Final StretchOrdered learning track

Data Backfill and Repair Job

Learn Java Data Access Pattern In Action - Part 058

Data backfill dan repair job untuk Java production: chunking, resume cursor, idempotent update, throttling, progress table, audit trail, dry run, validation, error isolation, retry, kill switch, and operational safety.

13 min read2516 words
PrevNext
Lesson 5860 lesson track51–60 Final Stretch
#java#data-access#backfill#repair-job+6 more

Part 058 — Data Backfill and Repair Job

Backfill dan repair job adalah operasi production yang sangat berbahaya jika dianggap sebagai script sekali jalan.

Script seperti ini:

update huge_table set new_col = ...

bisa menyebabkan:

  • table lock;
  • WAL/binlog explosion;
  • replication lag;
  • connection pool starvation;
  • transaction rollback besar;
  • wrong data at scale;
  • no resume;
  • no audit;
  • no kill switch;
  • no visibility.

Backfill production harus diperlakukan seperti data pipeline kecil yang aman, idempotent, resumable, throttled, observable, dan auditable.

Part ini membahas desain backfill dan repair job production-grade.


1. Core Thesis

Backfill/repair job yang baik memiliki properti:

bounded,
chunked,
idempotent,
resumable,
observable,
throttled,
auditable,
retry-safe,
cancelable,
and validated.

Backfill bukan hanya SQL. Backfill adalah operasi data dengan risiko bisnis.


2. Backfill vs Repair

Backfill

Mengisi data baru berdasarkan data lama.

Example:

priority column added -> fill existing rows with NORMAL

Repair

Memperbaiki data yang salah/corrupt.

Example:

case_status mismatch between old and new column

Backfill biasanya deterministic.
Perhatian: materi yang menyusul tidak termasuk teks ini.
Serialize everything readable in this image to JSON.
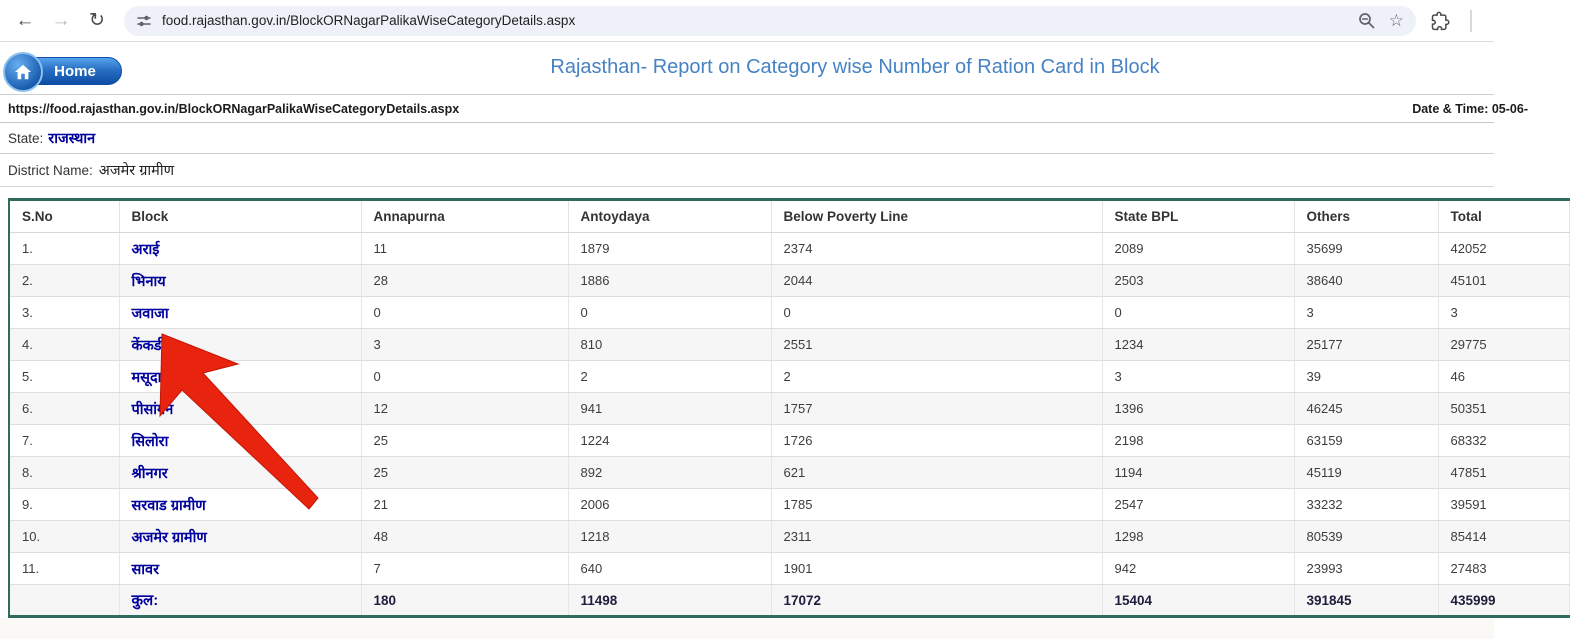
{
  "browser": {
    "url": "food.rajasthan.gov.in/BlockORNagarPalikaWiseCategoryDetails.aspx",
    "icons": {
      "back": "←",
      "forward": "→",
      "reload": "↻",
      "bookmark": "☆"
    }
  },
  "header": {
    "home_label": "Home",
    "title": "Rajasthan- Report on Category wise Number of Ration Card in Block"
  },
  "info_bar": {
    "page_url": "https://food.rajasthan.gov.in/BlockORNagarPalikaWiseCategoryDetails.aspx",
    "datetime": "Date & Time: 05-06-"
  },
  "filters": {
    "state_label": "State:",
    "state_value": "राजस्थान",
    "district_label": "District Name:",
    "district_value": "अजमेर ग्रामीण"
  },
  "table": {
    "headers": [
      "S.No",
      "Block",
      "Annapurna",
      "Antoydaya",
      "Below Poverty Line",
      "State BPL",
      "Others",
      "Total"
    ],
    "rows": [
      [
        "1.",
        "अराई",
        "11",
        "1879",
        "2374",
        "2089",
        "35699",
        "42052"
      ],
      [
        "2.",
        "भिनाय",
        "28",
        "1886",
        "2044",
        "2503",
        "38640",
        "45101"
      ],
      [
        "3.",
        "जवाजा",
        "0",
        "0",
        "0",
        "0",
        "3",
        "3"
      ],
      [
        "4.",
        "केंकडी",
        "3",
        "810",
        "2551",
        "1234",
        "25177",
        "29775"
      ],
      [
        "5.",
        "मसूदा",
        "0",
        "2",
        "2",
        "3",
        "39",
        "46"
      ],
      [
        "6.",
        "पीसांगन",
        "12",
        "941",
        "1757",
        "1396",
        "46245",
        "50351"
      ],
      [
        "7.",
        "सिलोरा",
        "25",
        "1224",
        "1726",
        "2198",
        "63159",
        "68332"
      ],
      [
        "8.",
        "श्रीनगर",
        "25",
        "892",
        "621",
        "1194",
        "45119",
        "47851"
      ],
      [
        "9.",
        "सरवाड ग्रामीण",
        "21",
        "2006",
        "1785",
        "2547",
        "33232",
        "39591"
      ],
      [
        "10.",
        "अजमेर ग्रामीण",
        "48",
        "1218",
        "2311",
        "1298",
        "80539",
        "85414"
      ],
      [
        "11.",
        "सावर",
        "7",
        "640",
        "1901",
        "942",
        "23993",
        "27483"
      ]
    ],
    "total_row": [
      "",
      "कुल:",
      "180",
      "11498",
      "17072",
      "15404",
      "391845",
      "435999"
    ]
  },
  "colors": {
    "title_blue": "#4682c4",
    "link_navy": "#00009c",
    "table_border_teal": "#2f6b5e",
    "arrow_red": "#e8240f",
    "home_button_blue": "#1f62b5"
  }
}
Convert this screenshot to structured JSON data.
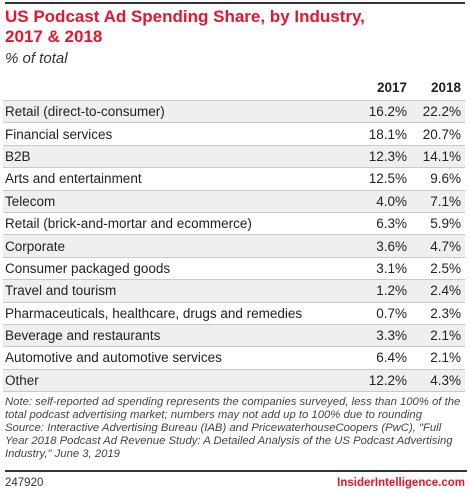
{
  "title_line1": "US Podcast Ad Spending Share, by Industry,",
  "title_line2": "2017 & 2018",
  "subtitle": "% of total",
  "columns": [
    "",
    "2017",
    "2018"
  ],
  "note": "Note: self-reported ad spending represents the companies surveyed, less than 100% of the total podcast advertising market; numbers may not add up to 100% due to rounding",
  "source": "Source: Interactive Advertising Bureau (IAB) and PricewaterhouseCoopers (PwC), \"Full Year 2018 Podcast Ad Revenue Study: A Detailed Analysis of the US Podcast Advertising Industry,\" June 3, 2019",
  "footer": {
    "chart_id": "247920",
    "brand": "InsiderIntelligence.com"
  },
  "colors": {
    "accent": "#e8152d",
    "row_shade": "#efefef"
  },
  "chart_data": {
    "type": "table",
    "title": "US Podcast Ad Spending Share, by Industry, 2017 & 2018",
    "subtitle": "% of total",
    "columns": [
      "2017",
      "2018"
    ],
    "rows": [
      {
        "category": "Retail (direct-to-consumer)",
        "v2017": "16.2%",
        "v2018": "22.2%"
      },
      {
        "category": "Financial services",
        "v2017": "18.1%",
        "v2018": "20.7%"
      },
      {
        "category": "B2B",
        "v2017": "12.3%",
        "v2018": "14.1%"
      },
      {
        "category": "Arts and entertainment",
        "v2017": "12.5%",
        "v2018": "9.6%"
      },
      {
        "category": "Telecom",
        "v2017": "4.0%",
        "v2018": "7.1%"
      },
      {
        "category": "Retail (brick-and-mortar and ecommerce)",
        "v2017": "6.3%",
        "v2018": "5.9%"
      },
      {
        "category": "Corporate",
        "v2017": "3.6%",
        "v2018": "4.7%"
      },
      {
        "category": "Consumer packaged goods",
        "v2017": "3.1%",
        "v2018": "2.5%"
      },
      {
        "category": "Travel and tourism",
        "v2017": "1.2%",
        "v2018": "2.4%"
      },
      {
        "category": "Pharmaceuticals, healthcare, drugs and remedies",
        "v2017": "0.7%",
        "v2018": "2.3%"
      },
      {
        "category": "Beverage and restaurants",
        "v2017": "3.3%",
        "v2018": "2.1%"
      },
      {
        "category": "Automotive and automotive services",
        "v2017": "6.4%",
        "v2018": "2.1%"
      },
      {
        "category": "Other",
        "v2017": "12.2%",
        "v2018": "4.3%"
      }
    ]
  }
}
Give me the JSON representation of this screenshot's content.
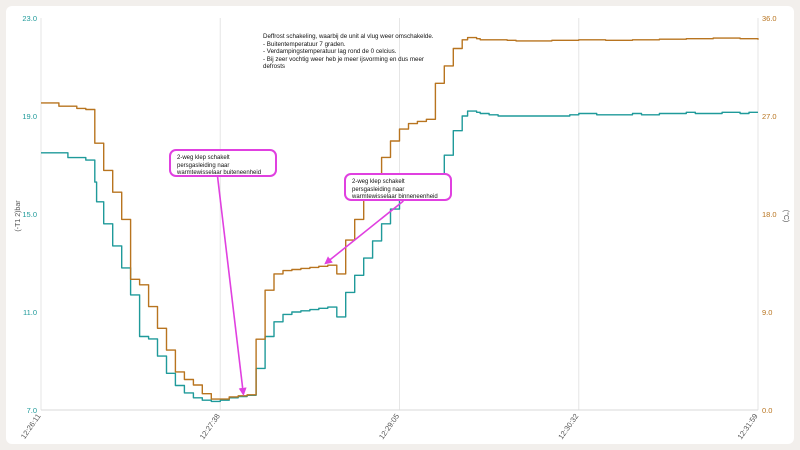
{
  "chart_data": {
    "type": "line",
    "y_left": {
      "label": "(-T1 2)bar",
      "range": [
        7.0,
        23.0
      ],
      "ticks": [
        "7.0",
        "11.0",
        "15.0",
        "19.0",
        "23.0"
      ],
      "color": "#1f9a9a"
    },
    "y_right": {
      "label": "(°C)",
      "range": [
        0.0,
        36.0
      ],
      "ticks": [
        "0.0",
        "9.0",
        "18.0",
        "27.0",
        "36.0"
      ],
      "color": "#b8741f"
    },
    "x_ticks": [
      "12:26:11",
      "12:27:38",
      "12:29:05",
      "12:30:32",
      "12:31:59"
    ],
    "grid": "vertical",
    "series": [
      {
        "color": "#1f9a9a",
        "axis": "left",
        "x": [
          0,
          0.15,
          0.25,
          0.3,
          0.31,
          0.35,
          0.4,
          0.45,
          0.5,
          0.55,
          0.6,
          0.65,
          0.7,
          0.75,
          0.8,
          0.85,
          0.9,
          0.95,
          1.0,
          1.05,
          1.1,
          1.15,
          1.2,
          1.25,
          1.3,
          1.35,
          1.4,
          1.45,
          1.5,
          1.55,
          1.6,
          1.65,
          1.7,
          1.75,
          1.8,
          1.85,
          1.9,
          1.95,
          2.0,
          2.05,
          2.1,
          2.15,
          2.2,
          2.25,
          2.3,
          2.35,
          2.38,
          2.4,
          2.43,
          2.45,
          2.5,
          2.55,
          2.6,
          2.65,
          2.7,
          2.75,
          2.8,
          2.85,
          2.9,
          2.95,
          3.0,
          3.05,
          3.1,
          3.15,
          3.2,
          3.25,
          3.3,
          3.35,
          3.4,
          3.45,
          3.5,
          3.55,
          3.6,
          3.62,
          3.65,
          3.7,
          3.75,
          3.8,
          3.85,
          3.9,
          3.95,
          4.0
        ],
        "y": [
          17.5,
          17.3,
          17.2,
          16.3,
          15.5,
          14.6,
          13.7,
          12.8,
          11.7,
          10.0,
          9.9,
          9.2,
          8.5,
          8.0,
          7.7,
          7.5,
          7.4,
          7.35,
          7.4,
          7.5,
          7.55,
          7.6,
          8.7,
          10.0,
          10.6,
          10.9,
          11.0,
          11.05,
          11.1,
          11.15,
          11.2,
          10.8,
          11.8,
          12.5,
          13.2,
          13.9,
          14.6,
          15.2,
          15.7,
          16.1,
          16.3,
          16.4,
          16.5,
          17.4,
          18.4,
          19.0,
          19.2,
          19.2,
          19.15,
          19.1,
          19.05,
          19.0,
          19.0,
          19.0,
          19.0,
          19.0,
          19.0,
          19.0,
          19.0,
          19.05,
          19.1,
          19.1,
          19.05,
          19.05,
          19.05,
          19.05,
          19.1,
          19.05,
          19.05,
          19.1,
          19.1,
          19.1,
          19.15,
          19.15,
          19.1,
          19.1,
          19.1,
          19.15,
          19.15,
          19.1,
          19.15,
          19.15
        ]
      },
      {
        "color": "#b8741f",
        "axis": "right",
        "x": [
          0,
          0.1,
          0.2,
          0.25,
          0.3,
          0.35,
          0.4,
          0.45,
          0.5,
          0.55,
          0.6,
          0.65,
          0.7,
          0.75,
          0.8,
          0.85,
          0.9,
          0.95,
          1.0,
          1.05,
          1.1,
          1.15,
          1.2,
          1.25,
          1.3,
          1.35,
          1.4,
          1.45,
          1.5,
          1.55,
          1.6,
          1.65,
          1.7,
          1.75,
          1.8,
          1.85,
          1.9,
          1.95,
          2.0,
          2.05,
          2.1,
          2.15,
          2.2,
          2.25,
          2.3,
          2.35,
          2.38,
          2.4,
          2.43,
          2.45,
          2.5,
          2.55,
          2.6,
          2.65,
          2.7,
          2.75,
          2.8,
          2.85,
          2.9,
          2.95,
          3.0,
          3.05,
          3.1,
          3.15,
          3.2,
          3.25,
          3.3,
          3.35,
          3.4,
          3.45,
          3.5,
          3.55,
          3.6,
          3.65,
          3.7,
          3.75,
          3.8,
          3.85,
          3.9,
          3.95,
          4.0
        ],
        "y": [
          28.2,
          27.9,
          27.7,
          27.6,
          24.5,
          22.0,
          20.0,
          17.5,
          12.0,
          11.5,
          9.5,
          7.5,
          5.5,
          3.5,
          2.8,
          2.3,
          1.5,
          1.0,
          1.0,
          1.2,
          1.3,
          1.4,
          6.5,
          11.0,
          12.5,
          12.8,
          12.9,
          13.0,
          13.1,
          13.2,
          13.3,
          12.5,
          15.6,
          17.5,
          19.5,
          21.5,
          23.2,
          24.7,
          25.8,
          26.3,
          26.5,
          26.7,
          30.0,
          31.6,
          33.2,
          34.0,
          34.2,
          34.2,
          34.1,
          34.0,
          34.0,
          34.0,
          33.95,
          33.9,
          33.9,
          33.9,
          33.9,
          33.95,
          33.95,
          33.95,
          34.0,
          34.0,
          34.0,
          33.95,
          33.95,
          33.95,
          34.0,
          34.0,
          34.0,
          34.05,
          34.05,
          34.05,
          34.1,
          34.1,
          34.1,
          34.15,
          34.15,
          34.15,
          34.1,
          34.1,
          34.0
        ]
      }
    ],
    "annotations": [
      {
        "lines": [
          "2-weg klep schakelt persgasleiding naar",
          "warmtewisselaar buiteneenheid"
        ],
        "points_to_x": 1.14,
        "color": "#e040e0"
      },
      {
        "lines": [
          "2-weg klep schakelt persgasleiding naar",
          "warmtewisselaar binneneenheid"
        ],
        "points_to_x": 1.6,
        "color": "#e040e0"
      }
    ]
  },
  "note": {
    "lines": [
      "Deffrost schakeling, waarbij de unit al vlug weer omschakelde.",
      "- Buitentemperatuur 7 graden.",
      "- Verdampingstemperatuur lag rond de 0 celcius.",
      "- Bij zeer vochtig weer heb je meer ijsvorming en dus meer",
      "defrosts"
    ]
  }
}
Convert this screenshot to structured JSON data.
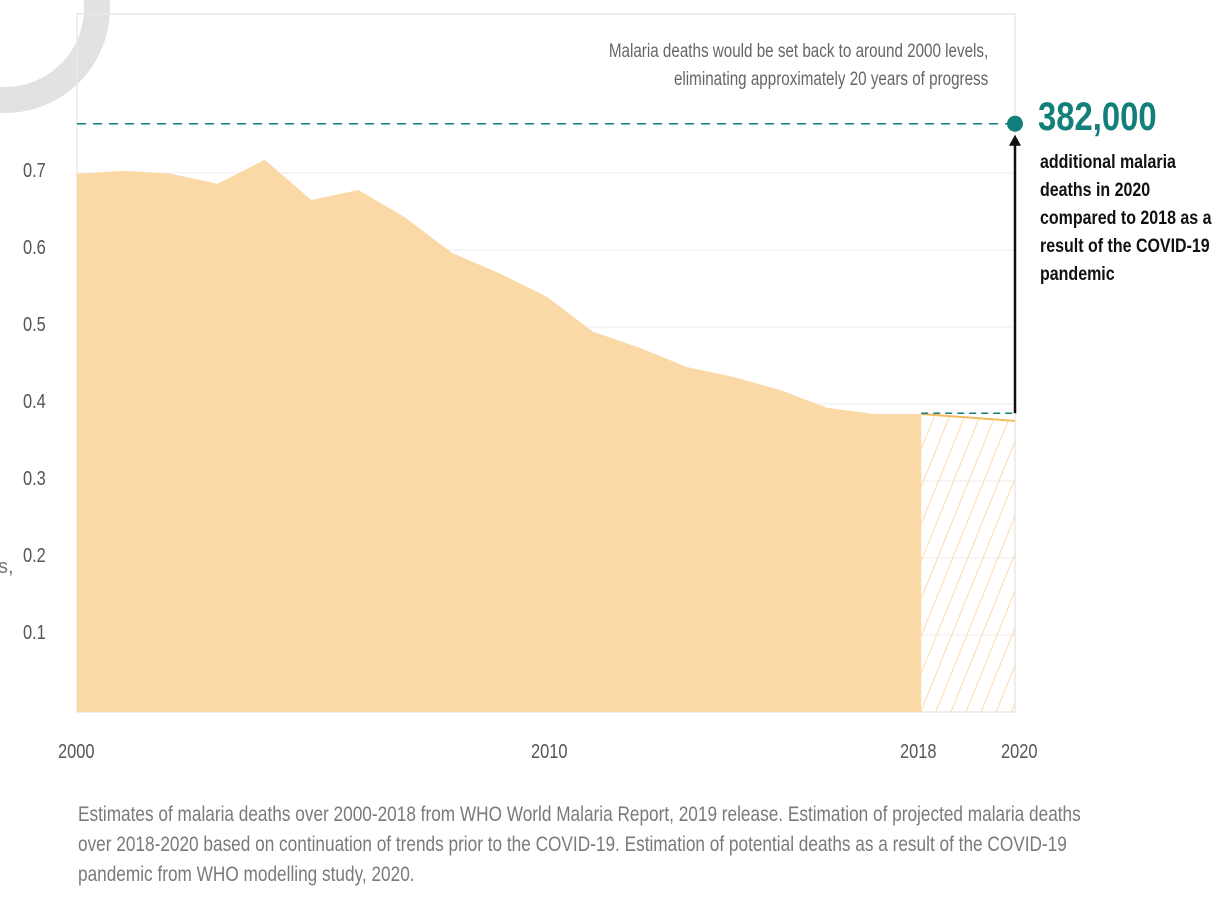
{
  "chart_data": {
    "type": "area",
    "title": "",
    "xlabel": "",
    "ylabel": "",
    "ylim": [
      0,
      0.9
    ],
    "xlim": [
      2000,
      2020
    ],
    "x_ticks": [
      "2000",
      "2010",
      "2018",
      "2020"
    ],
    "y_ticks": [
      "0.1",
      "0.2",
      "0.3",
      "0.4",
      "0.5",
      "0.6",
      "0.7"
    ],
    "grid": true,
    "series": [
      {
        "values_x": [
          2000,
          2001,
          2002,
          2003,
          2004,
          2005,
          2006,
          2007,
          2008,
          2009,
          2010,
          2011,
          2012,
          2013,
          2014,
          2015,
          2016,
          2017,
          2018
        ],
        "values_y": [
          0.699,
          0.703,
          0.699,
          0.686,
          0.717,
          0.665,
          0.678,
          0.642,
          0.596,
          0.57,
          0.54,
          0.494,
          0.473,
          0.448,
          0.435,
          0.418,
          0.395,
          0.387,
          0.387
        ],
        "color": "#fad9a7"
      },
      {
        "values_x": [
          2018,
          2020
        ],
        "values_y": [
          0.387,
          0.378
        ],
        "color": "#f5b85a",
        "style": "hatched"
      }
    ],
    "reference_lines": [
      {
        "y": 0.764,
        "color": "#137f7b",
        "style": "dashed"
      },
      {
        "y": 0.388,
        "color": "#137f7b",
        "style": "dashed"
      }
    ],
    "annotation": "Malaria deaths would be set back to around 2000 levels, eliminating approximately 20 years of progress",
    "callout": {
      "value": "382,000",
      "text": "additional malaria deaths in 2020 compared to 2018 as a result of the COVID-19 pandemic",
      "x": 2020,
      "y": 0.764
    }
  },
  "labels": {
    "annotation_line1": "Malaria deaths would be set back to around 2000 levels,",
    "annotation_line2": "eliminating approximately 20 years of progress",
    "callout_number": "382,000",
    "callout_text": "additional malaria deaths in 2020 compared to 2018 as a result of the COVID-19 pandemic",
    "y_edge": "s,",
    "caption": "Estimates of malaria deaths over 2000-2018 from WHO World Malaria Report, 2019 release. Estimation of projected malaria deaths over 2018-2020 based on continuation of trends prior to the COVID-19. Estimation of potential deaths as a result of the COVID-19 pandemic from WHO modelling study, 2020."
  },
  "colors": {
    "area": "#fad9a7",
    "projection": "#f5b85a",
    "accent": "#137f7b",
    "grid": "#eeeeee",
    "watermark": "#d9d9d9"
  }
}
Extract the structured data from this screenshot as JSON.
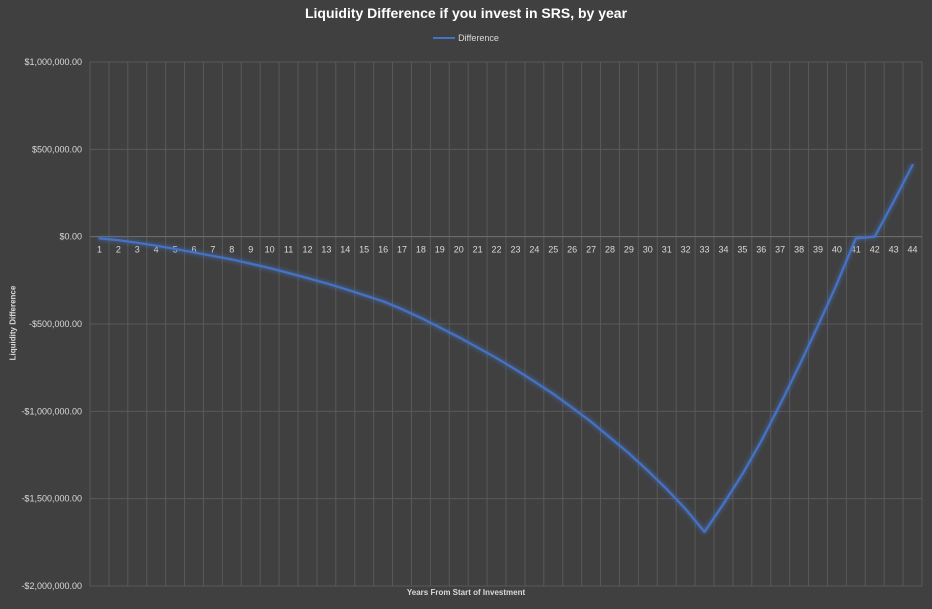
{
  "chart_data": {
    "type": "line",
    "title": "Liquidity Difference if you invest in SRS, by year",
    "xlabel": "Years From Start of Investment",
    "ylabel": "Liquidity Difference",
    "ylim": [
      -2000000,
      1000000
    ],
    "yticks": [
      1000000,
      500000,
      0,
      -500000,
      -1000000,
      -1500000,
      -2000000
    ],
    "ytick_labels": [
      "$1,000,000.00",
      "$500,000.00",
      "$0.00",
      "-$500,000.00",
      "-$1,000,000.00",
      "-$1,500,000.00",
      "-$2,000,000.00"
    ],
    "categories": [
      "1",
      "2",
      "3",
      "4",
      "5",
      "6",
      "7",
      "8",
      "9",
      "10",
      "11",
      "12",
      "13",
      "14",
      "15",
      "16",
      "17",
      "18",
      "19",
      "20",
      "21",
      "22",
      "23",
      "24",
      "25",
      "26",
      "27",
      "28",
      "29",
      "30",
      "31",
      "32",
      "33",
      "34",
      "35",
      "36",
      "37",
      "38",
      "39",
      "40",
      "41",
      "42",
      "43",
      "44"
    ],
    "grid": true,
    "legend_position": "top",
    "colors": {
      "background": "#404040",
      "grid": "#595959",
      "line": "#4472c4",
      "text": "#d9d9d9",
      "title": "#ffffff"
    },
    "series": [
      {
        "name": "Difference",
        "values": [
          -10000,
          -20000,
          -35000,
          -52000,
          -70000,
          -90000,
          -110000,
          -130000,
          -155000,
          -180000,
          -208000,
          -237000,
          -267000,
          -300000,
          -335000,
          -370000,
          -415000,
          -465000,
          -520000,
          -575000,
          -635000,
          -695000,
          -760000,
          -830000,
          -900000,
          -980000,
          -1060000,
          -1150000,
          -1240000,
          -1340000,
          -1445000,
          -1560000,
          -1690000,
          -1530000,
          -1360000,
          -1170000,
          -960000,
          -740000,
          -510000,
          -270000,
          -10000,
          0,
          200000,
          410000
        ]
      }
    ]
  }
}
Repair sering butuh audit, approval, dan domain reasoning lebih kuat.


3. When Not to Use One Big SQL

One big update may be okay for tiny table.

Not okay when:

  • table large;
  • update touches many rows;
  • transaction log huge;
  • locks long;
  • replication lag sensitive;
  • partial failure unacceptable;
  • business logic per row;
  • audit needed;
  • operation may need pause/resume.

Production default for large data:

chunked job

4. Backfill Architecture

Worker loops:

load progress
read chunk
compute update
write idempotently
save progress
emit metrics
sleep/throttle
repeat

5. Progress Table

create table data_job_progress (
    job_name text primary key,
    status text not null,
    cursor_value text,
    rows_scanned bigint not null default 0,
    rows_updated bigint not null default 0,
    rows_failed bigint not null default 0,
    last_error text,
    started_at timestamp not null,
    updated_at timestamp not null,
    completed_at timestamp
);

Status:

READY
RUNNING
PAUSED
COMPLETED
FAILED
CANCELLED

Keep progress durable.


6. Job Run Table

For audit:

create table data_job_run (
    run_id uuid primary key,
    job_name text not null,
    app_version text not null,
    parameters jsonb not null,
    dry_run boolean not null,
    started_by text not null,
    started_at timestamp not null,
    completed_at timestamp,
    status text not null,
    rows_scanned bigint not null default 0,
    rows_updated bigint not null default 0,
    rows_failed bigint not null default 0
);

This is important for regulated/careful environments.


7. Cursor Strategy

Good cursor:

  • primary key;
  • monotonically increasing ID/sequence;
  • (created_at, id);
  • stable sort key.

Avoid offset:

limit 1000 offset 1000000

Offset gets slower and can skip/duplicate under changes.

Cursor example:

where id > :last_id
order by id
limit :chunk_size

For UUID random IDs, ordering still stable but locality may be poor. You can use created_at + id if indexed.


8. Chunk Read

select id, old_status, case_status
from case_file
where id > :last_id
order by id
limit :chunk_size;

Chunk must be bounded.

Index should support cursor.

If filtering only rows needing work:

where case_status is null
  and id > :last_id

Be careful: if cursor advances past rows that later become eligible, you may miss them. Usually okay if backfill eligibility is stable after dual write, but validate.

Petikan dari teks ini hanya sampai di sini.